One example is how people within the Pentagon used 9/11 to change the rules. Simply put, the neocons within the halls of the Pentagon sought to enlarge their power (and the power of their bosses). The following demostrates the attempts to shift the paradigm:
To the policy's architects, the attacks on the World Trade Center and the Pentagon represented a stinging challenge to American power and an imperative to consider measures that might have been unimaginable in less threatening times. Yet some officials said the strategy was also shaped by longstanding political agendas that had relatively little to do with fighting terrorism.
The administration's claim of authority to set up military commissions, as the tribunals are formally known, was guided by a desire to strengthen executive power, officials said. Its legal approach, including the decision not to apply the Geneva Conventions, reflected the determination of some influential officials to halt what they viewed as the United States' reflexive submission to international law.
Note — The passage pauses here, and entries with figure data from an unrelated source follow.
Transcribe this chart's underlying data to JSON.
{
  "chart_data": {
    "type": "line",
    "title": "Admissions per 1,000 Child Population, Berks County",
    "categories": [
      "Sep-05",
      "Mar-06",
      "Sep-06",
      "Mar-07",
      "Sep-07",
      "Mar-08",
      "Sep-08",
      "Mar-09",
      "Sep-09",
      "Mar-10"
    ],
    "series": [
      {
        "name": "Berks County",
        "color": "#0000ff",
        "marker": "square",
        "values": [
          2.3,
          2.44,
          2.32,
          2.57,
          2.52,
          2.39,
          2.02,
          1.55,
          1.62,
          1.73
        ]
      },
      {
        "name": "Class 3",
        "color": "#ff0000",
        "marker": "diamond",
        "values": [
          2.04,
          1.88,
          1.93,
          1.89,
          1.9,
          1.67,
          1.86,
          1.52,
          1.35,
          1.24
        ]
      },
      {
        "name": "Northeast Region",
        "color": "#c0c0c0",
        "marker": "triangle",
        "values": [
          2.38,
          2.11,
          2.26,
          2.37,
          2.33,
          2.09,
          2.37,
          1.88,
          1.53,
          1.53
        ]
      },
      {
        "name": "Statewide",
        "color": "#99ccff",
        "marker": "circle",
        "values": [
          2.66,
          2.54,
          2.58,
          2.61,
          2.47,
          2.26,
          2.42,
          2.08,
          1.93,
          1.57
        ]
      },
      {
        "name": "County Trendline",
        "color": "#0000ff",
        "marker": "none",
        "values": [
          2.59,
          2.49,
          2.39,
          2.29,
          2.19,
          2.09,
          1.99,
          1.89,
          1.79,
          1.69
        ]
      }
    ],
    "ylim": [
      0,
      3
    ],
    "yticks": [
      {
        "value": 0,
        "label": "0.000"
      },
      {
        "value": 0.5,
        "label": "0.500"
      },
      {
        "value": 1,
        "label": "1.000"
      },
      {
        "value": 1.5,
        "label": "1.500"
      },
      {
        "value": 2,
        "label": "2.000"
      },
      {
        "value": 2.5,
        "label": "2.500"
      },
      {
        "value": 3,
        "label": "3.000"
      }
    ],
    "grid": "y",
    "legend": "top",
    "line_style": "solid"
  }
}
By TIM GOLDEN of the New York Times
- The National Socialist used the loss and humiliation of WWI and Versailles to justify starting WWII.
- Stalin used the trauma of Great Patriotic War to annex Eastern Europe.
- American Cold Warriors used the Red Threat to topple democratic elected left-leaning goverments and shelter right-wing dictators.
Today the Richard Perles and Paul Wolfowitzs in Washighnton are trying (and to some extend succeeding) in usuing 9/11 in a similar manner. Herman Goering said it best:
Naturally the common people don't want war; neither in Russia, nor in England, nor in America, nor in Germany. That is understood. But after all, it is the leaders of the country who determine policy, and it is always a simple matter to drag the people along, whether it is a democracy, or a fascist dictatorship, or a parliament, or a communist dictatorship. Voice or no voice, the people can always be brought to the bidding of the leaders. That is easy. All you have to do is to tell them they are being attacked, and denounce the pacifists for lack of patriotism and exposing the country to danger. It works the same in any country.
None of the above means that the threat is not real. But the truth is that while 9/11 was a terrible event that shows the depth of human evil, it also true that not all the enemies of democracy lie beyond the borders of the West. The enemy within is a dangerous (if ever more subtle) than the enemy without.